La Casamance est ma muse. Je ne peux rester longtemps sans aller voir ma muse. Je reviens de Ziguinchor plein d’inspirations, mais aussi avec de bonnes nouvelles. A l’atterrissage à l’aéroport de Ziguinchor, l’image de deux avions (Transair et Air Sénégal) sur le tarmac est la première bonne nouvelle. La Casamance est la seule région à avoir ce privilège d’avoir deux vols par jour, en plus des trois bateaux. La Casamance n’a jamais été aussi proche et l’idée séparatiste n’a jamais été aussi loin enfouie dans les poubelles de l’histoire. De l’aéroport, je me suis rendu au Kandiandoumagne où j’ai mes habitudes. Une fois n’est pas coutume ! L’hôtel est rempli. Pas un lit de disponible. Je me rabats sur leur voisin, l’hôtel le Perroquet : pas une chambre de disponible. Je quitte alors les hôtels de la zone du fleuve pour le Flamboyant, avec le même résultat. Il me restait alors que le Néma Kadior, où je suis tombé sur la dernière chambre disponible que la réception de l’hôtel ne voulait pas me donner, parce que la chambre 14 avait des problèmes de «revêtement du sol». Ce qui n’était pas en soi un grand problème vu la situation. En toutes choses malheur est bon, j’ai découvert les charmes du Néma Kadior, une forêt dans la ville. N’eut été la piscine et les chambres, on se croirait en pleine forêt. L’hôtel a des airs de la résidence de la baronne Karen Blixen dans Out of Africa ; ce film qui retrace la vie de l’écrivaine danoise au Kenya et incarnée par Meryl Streep.
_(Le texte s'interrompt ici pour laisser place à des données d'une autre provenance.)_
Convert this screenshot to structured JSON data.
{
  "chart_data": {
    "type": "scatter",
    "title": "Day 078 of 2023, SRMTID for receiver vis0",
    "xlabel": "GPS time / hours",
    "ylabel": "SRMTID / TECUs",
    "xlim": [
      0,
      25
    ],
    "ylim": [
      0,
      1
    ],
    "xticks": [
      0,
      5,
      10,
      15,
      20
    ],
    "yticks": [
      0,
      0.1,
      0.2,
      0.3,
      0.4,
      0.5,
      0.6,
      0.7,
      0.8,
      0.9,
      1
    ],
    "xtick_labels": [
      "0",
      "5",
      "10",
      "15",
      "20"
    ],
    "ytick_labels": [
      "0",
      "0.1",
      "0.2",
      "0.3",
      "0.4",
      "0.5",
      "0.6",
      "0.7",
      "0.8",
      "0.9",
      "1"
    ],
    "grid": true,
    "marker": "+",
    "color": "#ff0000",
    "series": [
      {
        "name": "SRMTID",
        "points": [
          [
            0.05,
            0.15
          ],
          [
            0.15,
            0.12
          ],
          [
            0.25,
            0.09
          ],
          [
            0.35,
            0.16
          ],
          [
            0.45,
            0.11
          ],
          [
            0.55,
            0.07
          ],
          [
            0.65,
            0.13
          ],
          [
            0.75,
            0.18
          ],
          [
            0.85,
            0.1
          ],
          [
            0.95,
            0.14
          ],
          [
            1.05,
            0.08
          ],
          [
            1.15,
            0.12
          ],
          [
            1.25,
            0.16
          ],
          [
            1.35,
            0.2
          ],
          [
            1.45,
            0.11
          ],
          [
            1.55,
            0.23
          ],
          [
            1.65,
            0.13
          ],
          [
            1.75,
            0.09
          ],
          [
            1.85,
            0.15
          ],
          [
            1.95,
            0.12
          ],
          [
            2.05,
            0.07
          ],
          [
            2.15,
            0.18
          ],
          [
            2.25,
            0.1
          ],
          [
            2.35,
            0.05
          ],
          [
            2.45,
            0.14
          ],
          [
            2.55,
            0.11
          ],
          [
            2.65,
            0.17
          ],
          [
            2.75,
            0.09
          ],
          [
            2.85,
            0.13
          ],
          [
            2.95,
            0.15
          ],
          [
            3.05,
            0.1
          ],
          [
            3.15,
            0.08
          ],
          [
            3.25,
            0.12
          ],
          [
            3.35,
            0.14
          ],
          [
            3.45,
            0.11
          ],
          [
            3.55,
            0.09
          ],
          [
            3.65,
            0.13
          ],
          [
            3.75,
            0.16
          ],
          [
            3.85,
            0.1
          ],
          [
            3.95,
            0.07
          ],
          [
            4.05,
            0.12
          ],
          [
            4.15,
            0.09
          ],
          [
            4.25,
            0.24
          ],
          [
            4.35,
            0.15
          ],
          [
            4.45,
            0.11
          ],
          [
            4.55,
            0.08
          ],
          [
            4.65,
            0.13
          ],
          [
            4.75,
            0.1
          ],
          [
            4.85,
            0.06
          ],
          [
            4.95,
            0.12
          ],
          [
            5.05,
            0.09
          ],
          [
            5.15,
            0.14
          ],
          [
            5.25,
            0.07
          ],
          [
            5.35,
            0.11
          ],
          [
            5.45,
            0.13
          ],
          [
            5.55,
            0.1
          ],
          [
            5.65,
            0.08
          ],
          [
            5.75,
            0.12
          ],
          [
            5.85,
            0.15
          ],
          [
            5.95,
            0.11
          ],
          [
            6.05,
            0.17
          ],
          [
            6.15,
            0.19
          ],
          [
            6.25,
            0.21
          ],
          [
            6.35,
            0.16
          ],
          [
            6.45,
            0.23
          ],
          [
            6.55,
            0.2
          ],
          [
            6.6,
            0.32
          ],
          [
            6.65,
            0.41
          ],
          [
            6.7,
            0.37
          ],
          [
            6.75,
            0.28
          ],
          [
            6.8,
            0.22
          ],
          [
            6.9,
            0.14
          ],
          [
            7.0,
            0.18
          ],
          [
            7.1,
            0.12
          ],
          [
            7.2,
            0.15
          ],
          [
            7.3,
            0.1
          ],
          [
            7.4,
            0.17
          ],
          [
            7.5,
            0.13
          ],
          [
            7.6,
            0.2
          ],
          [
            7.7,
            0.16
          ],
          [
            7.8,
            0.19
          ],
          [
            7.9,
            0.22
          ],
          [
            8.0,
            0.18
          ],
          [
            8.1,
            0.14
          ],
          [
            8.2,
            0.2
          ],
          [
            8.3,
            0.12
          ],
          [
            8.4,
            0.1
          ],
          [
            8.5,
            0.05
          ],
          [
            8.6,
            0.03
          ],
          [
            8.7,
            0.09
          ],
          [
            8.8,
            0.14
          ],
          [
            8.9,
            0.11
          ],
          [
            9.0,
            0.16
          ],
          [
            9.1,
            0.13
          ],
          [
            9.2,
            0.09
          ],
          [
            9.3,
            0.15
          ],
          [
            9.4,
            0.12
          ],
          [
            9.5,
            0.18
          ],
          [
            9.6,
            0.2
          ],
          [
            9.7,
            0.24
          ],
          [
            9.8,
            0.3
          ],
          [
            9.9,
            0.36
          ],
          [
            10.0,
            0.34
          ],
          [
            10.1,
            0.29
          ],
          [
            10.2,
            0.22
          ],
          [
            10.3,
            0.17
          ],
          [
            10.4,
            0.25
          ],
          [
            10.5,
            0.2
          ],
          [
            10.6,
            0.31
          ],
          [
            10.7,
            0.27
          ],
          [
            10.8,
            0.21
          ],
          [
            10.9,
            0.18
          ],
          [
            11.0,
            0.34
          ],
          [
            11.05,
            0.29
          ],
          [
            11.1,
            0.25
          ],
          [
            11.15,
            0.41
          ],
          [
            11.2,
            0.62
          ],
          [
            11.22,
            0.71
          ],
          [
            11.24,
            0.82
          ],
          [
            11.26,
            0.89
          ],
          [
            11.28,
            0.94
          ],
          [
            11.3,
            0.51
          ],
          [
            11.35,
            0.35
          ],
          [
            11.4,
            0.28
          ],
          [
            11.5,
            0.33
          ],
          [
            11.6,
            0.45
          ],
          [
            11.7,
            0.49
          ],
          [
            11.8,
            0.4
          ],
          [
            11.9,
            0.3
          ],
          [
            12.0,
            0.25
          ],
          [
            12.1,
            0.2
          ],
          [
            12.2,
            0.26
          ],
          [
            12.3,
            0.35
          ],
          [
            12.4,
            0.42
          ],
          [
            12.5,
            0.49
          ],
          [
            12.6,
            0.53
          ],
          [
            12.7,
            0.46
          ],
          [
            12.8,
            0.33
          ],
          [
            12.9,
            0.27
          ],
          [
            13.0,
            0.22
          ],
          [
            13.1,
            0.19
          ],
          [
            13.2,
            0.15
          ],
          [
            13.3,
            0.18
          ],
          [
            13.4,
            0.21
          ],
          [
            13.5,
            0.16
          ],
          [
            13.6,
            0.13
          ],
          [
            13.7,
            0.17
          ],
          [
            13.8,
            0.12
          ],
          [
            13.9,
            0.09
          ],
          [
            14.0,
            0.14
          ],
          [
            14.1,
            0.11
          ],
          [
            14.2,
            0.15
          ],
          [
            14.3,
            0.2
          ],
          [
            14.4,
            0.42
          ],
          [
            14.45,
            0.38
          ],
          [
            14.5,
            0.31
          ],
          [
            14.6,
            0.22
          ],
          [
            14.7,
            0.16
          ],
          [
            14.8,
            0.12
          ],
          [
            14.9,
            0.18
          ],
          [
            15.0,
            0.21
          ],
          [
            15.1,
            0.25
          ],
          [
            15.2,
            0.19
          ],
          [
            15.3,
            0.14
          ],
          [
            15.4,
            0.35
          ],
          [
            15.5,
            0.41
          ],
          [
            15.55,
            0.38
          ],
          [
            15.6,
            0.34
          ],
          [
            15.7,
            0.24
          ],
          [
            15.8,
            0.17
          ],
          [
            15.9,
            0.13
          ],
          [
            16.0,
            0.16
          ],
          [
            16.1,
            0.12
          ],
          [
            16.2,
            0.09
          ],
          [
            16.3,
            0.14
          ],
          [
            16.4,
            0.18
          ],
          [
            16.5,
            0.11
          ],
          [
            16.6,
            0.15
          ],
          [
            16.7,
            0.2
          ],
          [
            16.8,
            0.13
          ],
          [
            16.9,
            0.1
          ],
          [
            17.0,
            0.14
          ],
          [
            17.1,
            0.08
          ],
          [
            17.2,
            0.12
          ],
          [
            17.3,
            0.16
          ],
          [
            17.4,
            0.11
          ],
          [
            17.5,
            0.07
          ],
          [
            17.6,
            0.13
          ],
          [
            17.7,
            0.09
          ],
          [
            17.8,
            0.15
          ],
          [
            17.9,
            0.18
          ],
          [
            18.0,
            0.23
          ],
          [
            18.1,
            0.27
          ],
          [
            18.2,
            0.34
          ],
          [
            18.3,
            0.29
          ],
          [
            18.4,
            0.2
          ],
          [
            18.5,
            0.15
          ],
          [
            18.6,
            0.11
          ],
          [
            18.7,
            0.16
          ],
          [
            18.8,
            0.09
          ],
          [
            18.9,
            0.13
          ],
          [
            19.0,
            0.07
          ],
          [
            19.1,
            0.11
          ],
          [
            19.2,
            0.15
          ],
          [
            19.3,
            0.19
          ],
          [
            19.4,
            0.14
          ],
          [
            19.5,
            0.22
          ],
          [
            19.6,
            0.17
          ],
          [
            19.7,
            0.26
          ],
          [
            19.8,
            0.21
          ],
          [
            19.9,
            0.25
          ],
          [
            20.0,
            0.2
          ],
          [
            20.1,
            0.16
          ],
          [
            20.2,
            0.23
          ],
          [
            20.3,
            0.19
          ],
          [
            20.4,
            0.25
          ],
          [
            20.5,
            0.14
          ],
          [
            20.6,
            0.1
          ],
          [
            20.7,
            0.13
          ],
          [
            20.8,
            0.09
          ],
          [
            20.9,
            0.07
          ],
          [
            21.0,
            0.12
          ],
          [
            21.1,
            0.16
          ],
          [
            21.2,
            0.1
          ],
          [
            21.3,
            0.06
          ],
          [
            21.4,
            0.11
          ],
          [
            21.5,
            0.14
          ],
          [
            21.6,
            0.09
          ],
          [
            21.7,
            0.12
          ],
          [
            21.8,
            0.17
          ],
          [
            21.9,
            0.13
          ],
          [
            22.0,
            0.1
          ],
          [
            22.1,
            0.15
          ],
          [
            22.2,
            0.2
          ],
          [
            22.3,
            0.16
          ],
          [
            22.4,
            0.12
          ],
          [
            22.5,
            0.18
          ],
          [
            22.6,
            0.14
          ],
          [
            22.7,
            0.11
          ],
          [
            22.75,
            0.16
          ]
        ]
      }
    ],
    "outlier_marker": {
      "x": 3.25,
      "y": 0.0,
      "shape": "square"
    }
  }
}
C’est près de la piscine de forêt urbaine du Néma Kadior qu’arrive l’autre bonne nouvelle. Un jeune technicien avec qui je discutais autour d’un café m’apprend que le lendemain, il a un aller-retour sur Effok. Ce village qui faisait frémir dans les années 90, quand la guerre battait son plein. Evidemment, je lui demande ce qu’il va faire à Effok. Le plus naturellement au monde, il m’informe qu’il y va pour installer des panneaux solaires pour alimenter l’antenne de la Sonatel pour qu’Effok et les villages voisins puissent accéder à la 3G et à la 4G. On n’a jamais été aussi loin de la guerre et aussi proche de la paix. De bonnes nouvelles qui montrent que la marche vers la paix est irréversible. La seule question est le temps.
Est-ce que le Président Macky Sall va prendre l’option «autoroute à péage», c’est-à-dire accélérer la marche vers la paix en offrant lui-même une porte de sortie honorable au Mfdc ou il va prendre l’option des «embouteillages de la nationale» en laissant le conflit dépérir et mourir de sa belle mort ? Si Macky Sall opte pour le «péage», nous avons la paix dans les semaines qui viennent, mais si c’est l’autre option, posez-moi la question dans 10 ans et le conflit aura survécu à 4 Présidents du Sénégal qui n’auront pas été capables de gagner la paix, alors que l’Armée a gagné la guerre depuis les années 90.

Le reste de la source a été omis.